The success of Cheers, as with any TV show, must be attributed to the viewing labor of the TV viewers. It is in their viewing of a TV show that the value of a TV show is objectified—that the very existence of the TV show is validated. However, after being willed into existence by the labor of the TV viewers, Cheers was simultaneously betraying its creators by empowering the broadcasters. Vis-à-vis the broadcasters, Cheers is private property, whereas, in regard to the TV viewers, Cheers was a commodity. In the broadcasting system of television that prevails today, these two relationships have remained constant. In any event, by empowering the broadcasters, Cheers commenced to estrange the TV viewer from his viewing labor. Frasier would further empower the broadcasters, its success fueled by the transcendence of the viewing labor invested in its predecessor.
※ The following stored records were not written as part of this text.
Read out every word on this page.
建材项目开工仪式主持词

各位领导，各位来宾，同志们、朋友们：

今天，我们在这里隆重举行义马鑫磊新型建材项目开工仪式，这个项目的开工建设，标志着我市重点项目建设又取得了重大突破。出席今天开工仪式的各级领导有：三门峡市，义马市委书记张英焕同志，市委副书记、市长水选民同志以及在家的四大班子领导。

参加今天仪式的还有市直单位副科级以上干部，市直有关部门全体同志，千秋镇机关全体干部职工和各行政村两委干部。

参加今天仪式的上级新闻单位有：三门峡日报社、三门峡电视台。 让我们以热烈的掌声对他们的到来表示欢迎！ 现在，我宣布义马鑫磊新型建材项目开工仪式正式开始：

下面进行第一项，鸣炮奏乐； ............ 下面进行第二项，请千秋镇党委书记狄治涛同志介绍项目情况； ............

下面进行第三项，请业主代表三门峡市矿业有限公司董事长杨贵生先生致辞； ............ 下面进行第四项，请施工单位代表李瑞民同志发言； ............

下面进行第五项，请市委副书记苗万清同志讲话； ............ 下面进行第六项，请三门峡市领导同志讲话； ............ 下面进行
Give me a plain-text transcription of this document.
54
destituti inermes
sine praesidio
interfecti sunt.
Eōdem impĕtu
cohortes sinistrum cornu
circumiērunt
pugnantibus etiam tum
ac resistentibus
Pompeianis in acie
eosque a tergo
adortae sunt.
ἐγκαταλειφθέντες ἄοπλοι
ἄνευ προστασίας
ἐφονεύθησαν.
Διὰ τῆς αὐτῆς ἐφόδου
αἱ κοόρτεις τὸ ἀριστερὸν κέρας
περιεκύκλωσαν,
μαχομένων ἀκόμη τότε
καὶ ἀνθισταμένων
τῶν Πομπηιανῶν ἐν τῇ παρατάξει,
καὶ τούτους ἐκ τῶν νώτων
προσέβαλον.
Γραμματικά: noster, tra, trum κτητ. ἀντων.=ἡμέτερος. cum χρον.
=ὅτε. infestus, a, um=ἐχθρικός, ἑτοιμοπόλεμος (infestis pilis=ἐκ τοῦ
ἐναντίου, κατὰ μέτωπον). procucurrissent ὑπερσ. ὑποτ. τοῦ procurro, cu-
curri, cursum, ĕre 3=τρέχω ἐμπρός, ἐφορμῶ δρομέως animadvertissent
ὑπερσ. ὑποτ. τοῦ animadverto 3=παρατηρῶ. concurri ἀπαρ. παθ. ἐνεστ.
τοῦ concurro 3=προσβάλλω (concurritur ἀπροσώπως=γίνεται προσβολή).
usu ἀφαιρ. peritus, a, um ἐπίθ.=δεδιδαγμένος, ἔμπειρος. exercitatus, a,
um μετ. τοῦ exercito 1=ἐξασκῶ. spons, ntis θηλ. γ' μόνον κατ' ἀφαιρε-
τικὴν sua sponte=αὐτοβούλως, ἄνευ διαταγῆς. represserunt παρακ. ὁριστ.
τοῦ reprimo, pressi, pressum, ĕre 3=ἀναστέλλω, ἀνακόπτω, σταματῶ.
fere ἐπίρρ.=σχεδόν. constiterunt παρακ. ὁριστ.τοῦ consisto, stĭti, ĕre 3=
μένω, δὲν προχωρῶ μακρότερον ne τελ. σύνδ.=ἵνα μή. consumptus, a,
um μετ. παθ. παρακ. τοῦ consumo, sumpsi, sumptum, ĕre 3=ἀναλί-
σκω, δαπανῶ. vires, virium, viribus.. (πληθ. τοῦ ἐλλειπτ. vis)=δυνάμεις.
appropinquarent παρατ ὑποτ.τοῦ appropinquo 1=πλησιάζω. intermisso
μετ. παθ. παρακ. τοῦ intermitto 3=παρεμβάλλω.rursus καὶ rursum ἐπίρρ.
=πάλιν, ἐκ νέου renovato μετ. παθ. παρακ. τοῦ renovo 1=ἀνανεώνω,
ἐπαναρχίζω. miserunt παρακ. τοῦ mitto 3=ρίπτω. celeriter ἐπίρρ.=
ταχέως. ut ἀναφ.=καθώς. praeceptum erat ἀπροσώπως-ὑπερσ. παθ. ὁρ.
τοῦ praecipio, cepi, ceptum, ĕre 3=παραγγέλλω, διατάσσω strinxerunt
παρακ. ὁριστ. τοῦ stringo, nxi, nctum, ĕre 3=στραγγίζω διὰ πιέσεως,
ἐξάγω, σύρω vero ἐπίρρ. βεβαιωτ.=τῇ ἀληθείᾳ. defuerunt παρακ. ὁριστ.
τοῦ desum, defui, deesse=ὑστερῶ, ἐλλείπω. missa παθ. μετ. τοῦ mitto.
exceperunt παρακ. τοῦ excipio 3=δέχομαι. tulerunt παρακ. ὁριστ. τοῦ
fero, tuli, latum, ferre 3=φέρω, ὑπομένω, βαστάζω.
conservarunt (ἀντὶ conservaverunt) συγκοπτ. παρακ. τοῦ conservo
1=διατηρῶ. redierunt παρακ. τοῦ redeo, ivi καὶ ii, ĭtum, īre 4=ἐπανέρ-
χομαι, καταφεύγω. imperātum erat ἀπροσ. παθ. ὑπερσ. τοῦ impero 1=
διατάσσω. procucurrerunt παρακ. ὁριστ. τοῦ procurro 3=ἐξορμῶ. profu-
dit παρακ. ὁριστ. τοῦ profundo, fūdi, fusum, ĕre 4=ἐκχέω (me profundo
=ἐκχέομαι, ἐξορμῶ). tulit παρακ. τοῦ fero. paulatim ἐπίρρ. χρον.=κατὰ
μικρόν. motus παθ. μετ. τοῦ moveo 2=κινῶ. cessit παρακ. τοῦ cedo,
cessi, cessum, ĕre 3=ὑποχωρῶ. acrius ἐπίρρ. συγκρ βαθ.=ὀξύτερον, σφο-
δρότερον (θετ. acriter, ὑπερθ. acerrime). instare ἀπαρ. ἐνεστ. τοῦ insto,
More generally, as the means of the viewing labor is estranged from the viewer (having been entirely subsumed by the broadcasters), the viewer ceases to be an agent of the manifestation of value. Although the initial purpose of the viewer was to objectify value in his viewership, upon the assumption of the means of viewing labor by the broadcaster, the viewer is rendered merely a glaring automaton. The resulting trivialization of value allows for the broadcasting of such shows as NBC’s Joey.

Despair is not the order of the day, though. The success of cable networks such as HBO and Comedy Central demonstrates that the revolution is near. It is a time of decadence for the broadcasters and their non-cable leviathan. TV viewers of the world unite!